Anonymous Claire said...

Ils n' ont pas tout à fait tord à la Fnac, on a quand même des discutions vachement plus supérieur que celles des gens qui sont ni verseau, ni capricorne... On a la classe, ou on ne l'a pas... :D

Plus que trois jeudi...et quatre vendredi...parce que moi c'est le vendredi que je n'aime pas...Les mardi et les mercredi sont tellement plus succulents qu'à coté jeudi et vendredi sont si fades...C'est déprimant. J'ai hate que vendredi rime avec week end si bien que je ferrais bien d'arreter de rêver pour me concentrer un peu plus sur ces dernières heures de cours..

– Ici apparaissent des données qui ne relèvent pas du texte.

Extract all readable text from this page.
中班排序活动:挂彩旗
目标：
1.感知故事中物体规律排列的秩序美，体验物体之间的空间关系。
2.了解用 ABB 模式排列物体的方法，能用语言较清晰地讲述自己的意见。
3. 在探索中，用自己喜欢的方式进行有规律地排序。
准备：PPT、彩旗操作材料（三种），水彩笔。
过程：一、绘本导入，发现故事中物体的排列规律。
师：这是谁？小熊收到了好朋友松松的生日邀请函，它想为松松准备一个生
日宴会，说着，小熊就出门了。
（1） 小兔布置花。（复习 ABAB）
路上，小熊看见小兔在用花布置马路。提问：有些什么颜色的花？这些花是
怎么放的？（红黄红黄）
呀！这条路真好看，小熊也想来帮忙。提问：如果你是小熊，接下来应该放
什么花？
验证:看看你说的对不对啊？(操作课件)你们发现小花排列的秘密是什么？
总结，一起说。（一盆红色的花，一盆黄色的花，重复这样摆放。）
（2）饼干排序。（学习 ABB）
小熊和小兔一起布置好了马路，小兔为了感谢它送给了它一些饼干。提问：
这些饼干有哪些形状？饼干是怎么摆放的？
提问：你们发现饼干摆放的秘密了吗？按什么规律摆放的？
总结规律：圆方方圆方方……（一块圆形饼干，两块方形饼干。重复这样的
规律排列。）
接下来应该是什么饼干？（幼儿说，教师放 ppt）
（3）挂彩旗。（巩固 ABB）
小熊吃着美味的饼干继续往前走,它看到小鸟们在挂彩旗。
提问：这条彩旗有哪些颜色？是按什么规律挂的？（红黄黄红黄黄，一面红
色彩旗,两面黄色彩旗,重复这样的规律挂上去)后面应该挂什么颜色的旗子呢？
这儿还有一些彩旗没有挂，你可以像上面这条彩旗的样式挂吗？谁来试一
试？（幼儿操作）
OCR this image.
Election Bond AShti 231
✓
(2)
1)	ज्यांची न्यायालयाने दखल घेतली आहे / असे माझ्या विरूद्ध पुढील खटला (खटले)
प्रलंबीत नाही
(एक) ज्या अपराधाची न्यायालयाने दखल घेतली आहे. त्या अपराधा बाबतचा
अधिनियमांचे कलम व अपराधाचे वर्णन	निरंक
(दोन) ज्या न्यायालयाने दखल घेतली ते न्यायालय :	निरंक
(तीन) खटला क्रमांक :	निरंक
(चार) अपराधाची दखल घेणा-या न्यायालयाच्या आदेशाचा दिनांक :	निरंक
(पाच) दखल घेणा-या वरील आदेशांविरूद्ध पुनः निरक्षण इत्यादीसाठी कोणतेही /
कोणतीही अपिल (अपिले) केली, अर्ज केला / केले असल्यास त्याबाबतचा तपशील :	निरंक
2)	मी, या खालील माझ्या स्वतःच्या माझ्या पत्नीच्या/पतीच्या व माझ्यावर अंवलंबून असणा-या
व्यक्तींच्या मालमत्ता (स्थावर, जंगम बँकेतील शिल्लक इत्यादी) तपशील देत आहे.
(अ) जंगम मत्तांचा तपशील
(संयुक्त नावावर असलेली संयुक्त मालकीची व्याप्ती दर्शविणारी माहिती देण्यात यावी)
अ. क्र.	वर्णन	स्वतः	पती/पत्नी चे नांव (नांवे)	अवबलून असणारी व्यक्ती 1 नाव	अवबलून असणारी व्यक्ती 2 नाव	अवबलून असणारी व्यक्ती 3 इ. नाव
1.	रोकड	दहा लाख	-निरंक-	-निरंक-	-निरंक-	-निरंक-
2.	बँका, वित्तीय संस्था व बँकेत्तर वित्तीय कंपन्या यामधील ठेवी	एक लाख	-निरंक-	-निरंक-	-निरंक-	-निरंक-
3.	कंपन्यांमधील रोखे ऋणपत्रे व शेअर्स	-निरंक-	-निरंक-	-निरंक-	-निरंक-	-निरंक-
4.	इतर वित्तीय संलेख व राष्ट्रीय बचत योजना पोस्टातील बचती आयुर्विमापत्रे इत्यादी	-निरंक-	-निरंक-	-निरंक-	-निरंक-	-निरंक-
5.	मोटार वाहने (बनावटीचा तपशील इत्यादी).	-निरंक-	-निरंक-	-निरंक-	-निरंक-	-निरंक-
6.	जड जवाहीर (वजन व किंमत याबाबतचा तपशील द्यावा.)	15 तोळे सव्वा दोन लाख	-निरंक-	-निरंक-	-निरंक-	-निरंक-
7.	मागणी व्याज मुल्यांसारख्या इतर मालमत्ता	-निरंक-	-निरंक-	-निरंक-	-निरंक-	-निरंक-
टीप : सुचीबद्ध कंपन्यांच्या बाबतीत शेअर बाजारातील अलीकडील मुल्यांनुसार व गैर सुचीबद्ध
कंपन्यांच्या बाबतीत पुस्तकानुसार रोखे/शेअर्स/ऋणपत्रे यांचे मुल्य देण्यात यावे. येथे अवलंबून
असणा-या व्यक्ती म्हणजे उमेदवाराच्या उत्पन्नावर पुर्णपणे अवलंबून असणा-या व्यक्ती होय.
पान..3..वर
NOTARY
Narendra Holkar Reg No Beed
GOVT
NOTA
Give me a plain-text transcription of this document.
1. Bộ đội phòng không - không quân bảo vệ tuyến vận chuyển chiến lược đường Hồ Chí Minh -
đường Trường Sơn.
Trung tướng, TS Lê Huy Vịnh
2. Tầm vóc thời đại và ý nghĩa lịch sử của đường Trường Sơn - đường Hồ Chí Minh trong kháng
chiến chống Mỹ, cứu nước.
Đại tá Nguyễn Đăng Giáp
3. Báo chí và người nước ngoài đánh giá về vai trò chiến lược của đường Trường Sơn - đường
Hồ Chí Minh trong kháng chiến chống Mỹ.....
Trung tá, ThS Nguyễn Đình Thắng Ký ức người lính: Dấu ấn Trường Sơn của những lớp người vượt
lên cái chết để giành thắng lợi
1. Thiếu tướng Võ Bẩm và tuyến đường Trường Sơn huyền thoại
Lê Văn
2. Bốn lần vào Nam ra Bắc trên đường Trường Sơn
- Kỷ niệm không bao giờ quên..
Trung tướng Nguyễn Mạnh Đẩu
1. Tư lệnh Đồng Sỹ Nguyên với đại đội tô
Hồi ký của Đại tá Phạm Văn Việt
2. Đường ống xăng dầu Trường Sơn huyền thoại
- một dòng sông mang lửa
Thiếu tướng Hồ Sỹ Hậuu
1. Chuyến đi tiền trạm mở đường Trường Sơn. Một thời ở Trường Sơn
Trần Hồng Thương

Promis, je garderai une 'tite place dans ma future petite salle de bain, rien que pour toi... J'y mettrais une étiquette avec ton prénom pour dire que c'est la tienne et celle de personne d'autre...

lundi, 15 mai, 2006  
Blogger Alix* said...

Claire> Promis je prendrai pas de place... :D

lundi, 15 mai, 2006  
Anonymous claire said...

Bah t'as vu tout l'attiraille que tu as pour tes lentilles? :p

mardi, 16 mai, 2006  
Blogger Sarah said...

Mercredi 17 :
Et on se rend compte que dans un mois, on aura fini toutes les épreuves écrites du bac.

Mais ouaiiiiis ça va !

mercredi, 17 mai, 2006  
Anonymous Anonyme said...

Paysage si familier qu'il me semble banal.

lundi, 22 mai, 2006  
Anonymous Anonyme said...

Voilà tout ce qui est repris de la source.